With that said, since Odi is showing signs of a high prey drive, I would never leave them alone together. Better safe than sorry, in my humble opinion.


----------



## riley455 (Aug 27, 2011)

Inside the house my vizsla Riley who is 2.5 years old gets along well with my two yorkies (8 and 4 years old) but all three left in the back yard is something else. Riley stalks them, and she sits on the yorkies when she catches them. So I never left the dogs by themselves in the back yard.


----------



## texasred (Jan 29, 2012)

I'm sure some that are raised together are fine, but would still be worried that Vs may play a little to rough for tiny/teacup dogs.
My female Lucy does not see them as dogs.
We were at the vets and a owner was letting her tiny white fuzz ball walk around.

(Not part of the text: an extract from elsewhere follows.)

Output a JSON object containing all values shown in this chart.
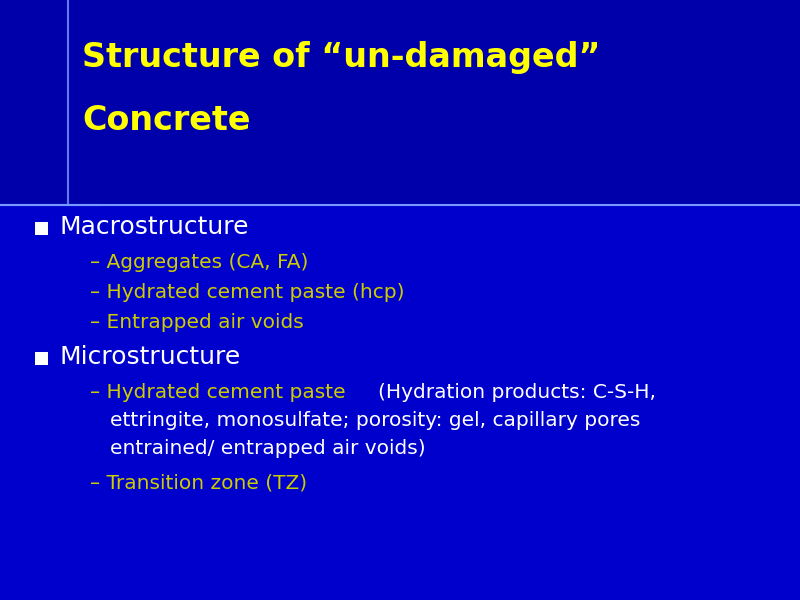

Lucy was on leash and would tremble. She was doing the bird in the area tail wag and would give a little yip. The owner thought it was so cute that Lucy was so excided to play with her dog. The smile came off her face when I told her Lucy did not want to play. She was looking at her dog as something to be hunted down and caught. The lady then scooped up the tiny dog.


----------